Für Karlsruhe gilt: "Eine Schmähung im verfassungsrechtlichen Sinn ist gegeben, wenn eine Äußerung keinen irgendwie nachvollziehbaren Bezug mehr zu einer sachlichen Auseinandersetzung hat und es bei ihr im Grunde nur um das grundlose Verächtlichmachen der betroffenen Person als solcher geht." Konkretisierend hatte das Bundesverfassungsgericht zuvor entschieden, dass eine Schmähung vorliegt, wenn es "nicht mehr um die Auseinandersetzung in der Sache (geht), sondern die Diffamierung der Person im Vordergrund steht".

Neuer Akzent beim Sachbezug

An der Berliner Entscheidung wurde bemängelt, dass man sich mit dem Kriterium des Sachbezuges nicht befasst habe und auch keine (neuen) Maßstäbe dazu gebildet wurden.
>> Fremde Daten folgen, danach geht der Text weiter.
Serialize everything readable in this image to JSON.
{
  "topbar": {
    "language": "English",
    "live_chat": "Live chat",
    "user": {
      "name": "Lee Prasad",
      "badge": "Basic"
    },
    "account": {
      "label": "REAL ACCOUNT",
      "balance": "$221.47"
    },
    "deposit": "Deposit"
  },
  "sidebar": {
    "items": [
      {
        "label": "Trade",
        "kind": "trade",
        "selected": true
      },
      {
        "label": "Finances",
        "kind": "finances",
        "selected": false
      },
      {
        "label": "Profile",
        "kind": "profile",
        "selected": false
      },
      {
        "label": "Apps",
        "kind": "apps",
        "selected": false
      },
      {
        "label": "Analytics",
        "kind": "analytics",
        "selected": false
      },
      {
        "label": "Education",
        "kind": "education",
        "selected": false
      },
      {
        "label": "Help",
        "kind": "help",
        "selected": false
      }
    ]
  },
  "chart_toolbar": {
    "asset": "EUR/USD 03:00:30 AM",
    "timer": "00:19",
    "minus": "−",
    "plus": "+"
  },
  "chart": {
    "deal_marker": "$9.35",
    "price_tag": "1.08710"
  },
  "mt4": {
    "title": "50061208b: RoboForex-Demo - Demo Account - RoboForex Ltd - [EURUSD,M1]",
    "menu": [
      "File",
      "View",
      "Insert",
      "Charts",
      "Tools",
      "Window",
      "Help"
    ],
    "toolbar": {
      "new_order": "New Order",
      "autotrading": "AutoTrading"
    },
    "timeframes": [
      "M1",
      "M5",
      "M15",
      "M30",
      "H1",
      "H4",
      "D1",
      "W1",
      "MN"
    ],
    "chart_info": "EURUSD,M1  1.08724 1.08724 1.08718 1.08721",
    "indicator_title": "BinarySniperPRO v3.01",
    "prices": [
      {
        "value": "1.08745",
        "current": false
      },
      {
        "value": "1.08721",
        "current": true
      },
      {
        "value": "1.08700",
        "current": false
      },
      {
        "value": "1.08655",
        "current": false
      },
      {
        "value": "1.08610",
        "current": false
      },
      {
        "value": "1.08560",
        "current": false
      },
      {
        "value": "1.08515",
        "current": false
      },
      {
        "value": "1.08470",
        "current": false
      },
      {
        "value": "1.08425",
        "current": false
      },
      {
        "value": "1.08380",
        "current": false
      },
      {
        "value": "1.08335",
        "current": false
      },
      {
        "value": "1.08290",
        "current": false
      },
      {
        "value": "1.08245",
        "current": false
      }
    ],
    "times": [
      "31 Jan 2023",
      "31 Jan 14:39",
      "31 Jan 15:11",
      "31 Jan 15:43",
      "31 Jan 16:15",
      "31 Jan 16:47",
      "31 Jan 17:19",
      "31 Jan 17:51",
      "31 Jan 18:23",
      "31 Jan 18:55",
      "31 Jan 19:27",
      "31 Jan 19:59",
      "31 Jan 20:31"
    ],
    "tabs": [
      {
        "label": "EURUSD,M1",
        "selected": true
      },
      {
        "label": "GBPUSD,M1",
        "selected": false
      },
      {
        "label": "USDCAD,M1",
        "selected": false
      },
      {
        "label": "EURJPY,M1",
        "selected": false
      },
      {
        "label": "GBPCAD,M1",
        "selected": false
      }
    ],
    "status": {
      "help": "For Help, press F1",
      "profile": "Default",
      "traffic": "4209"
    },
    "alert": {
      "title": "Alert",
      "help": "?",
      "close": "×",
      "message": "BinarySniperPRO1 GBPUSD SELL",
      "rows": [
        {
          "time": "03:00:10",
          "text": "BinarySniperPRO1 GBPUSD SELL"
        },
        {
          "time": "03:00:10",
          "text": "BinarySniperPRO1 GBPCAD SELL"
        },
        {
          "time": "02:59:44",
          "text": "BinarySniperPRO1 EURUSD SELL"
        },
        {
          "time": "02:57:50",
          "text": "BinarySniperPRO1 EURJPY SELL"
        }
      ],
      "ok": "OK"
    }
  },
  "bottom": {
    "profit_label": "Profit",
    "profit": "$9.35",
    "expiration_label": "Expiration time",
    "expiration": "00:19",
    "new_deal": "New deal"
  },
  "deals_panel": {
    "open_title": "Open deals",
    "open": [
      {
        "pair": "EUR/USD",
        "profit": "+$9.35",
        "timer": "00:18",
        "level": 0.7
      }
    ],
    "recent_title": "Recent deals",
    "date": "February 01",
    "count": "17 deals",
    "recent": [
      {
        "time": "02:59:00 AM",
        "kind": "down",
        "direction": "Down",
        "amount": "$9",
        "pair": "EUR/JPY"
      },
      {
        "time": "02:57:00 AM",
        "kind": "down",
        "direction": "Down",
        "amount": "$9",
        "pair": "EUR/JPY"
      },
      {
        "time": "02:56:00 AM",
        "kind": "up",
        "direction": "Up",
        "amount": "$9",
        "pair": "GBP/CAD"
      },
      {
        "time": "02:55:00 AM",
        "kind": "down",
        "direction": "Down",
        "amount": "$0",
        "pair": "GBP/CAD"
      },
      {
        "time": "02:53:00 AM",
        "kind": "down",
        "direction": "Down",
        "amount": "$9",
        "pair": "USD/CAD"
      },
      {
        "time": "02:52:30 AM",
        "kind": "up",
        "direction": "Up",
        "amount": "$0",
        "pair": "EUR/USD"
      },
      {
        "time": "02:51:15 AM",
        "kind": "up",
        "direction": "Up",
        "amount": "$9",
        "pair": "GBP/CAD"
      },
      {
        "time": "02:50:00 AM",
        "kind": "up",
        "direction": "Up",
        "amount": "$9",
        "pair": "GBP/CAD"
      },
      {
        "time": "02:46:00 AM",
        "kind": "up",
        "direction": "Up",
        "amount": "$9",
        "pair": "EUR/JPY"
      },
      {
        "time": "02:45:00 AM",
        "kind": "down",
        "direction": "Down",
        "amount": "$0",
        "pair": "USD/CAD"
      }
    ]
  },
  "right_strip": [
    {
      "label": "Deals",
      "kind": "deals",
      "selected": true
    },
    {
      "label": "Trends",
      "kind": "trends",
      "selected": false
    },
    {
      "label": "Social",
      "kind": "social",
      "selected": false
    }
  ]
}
Dazu, wie das aussehen könnte, schweigt das Monitum zu Recht, wenn man nicht von der Linie des Gerichts abweichen will.

In Berlin wird das Gericht nun erwägen können, bei der Abwägung modifizierend darauf abzustellen, dass der diffamierende Charakter einer Äußerung nicht im Vordergrund stehen muss, sondern dass er diese nicht nur unwesentlich prägen muss.

Diese Formel könnte als Maßstab taugen, denn sie würde den Schutz des Persönlichkeitsrechts deutlich erhöhen. Sie wäre aber immer noch eng an der Rechtsprechung des Bundesverfassungsgerichts geführt und könnte die Schranke der Meinungsfreiheit gezielt erweitern.

Korrekturbedarf in Karlsruhe?

Mit der Frage des Sachbezugs wird Karlsruhe selbst sich erst auseinandersetzen können, wenn man dort zur Überzeugung gelangt, dass von einer Entscheidung des gesamten Senats aus dem Jahr 1995 ("Soldaten sind Mörder") abgewichen werden muss, um die Verfassung einzuhalten.

Dafür gibt es Gründe, denn in der Wirklichkeit von 2022 treten eklatante Schutzlücken zulasten des Persönlichkeitsrechts zutage. Schließlich lässt sich für alles, was im Leben geschieht, irgendwie ein sachbezogener Anlass finden.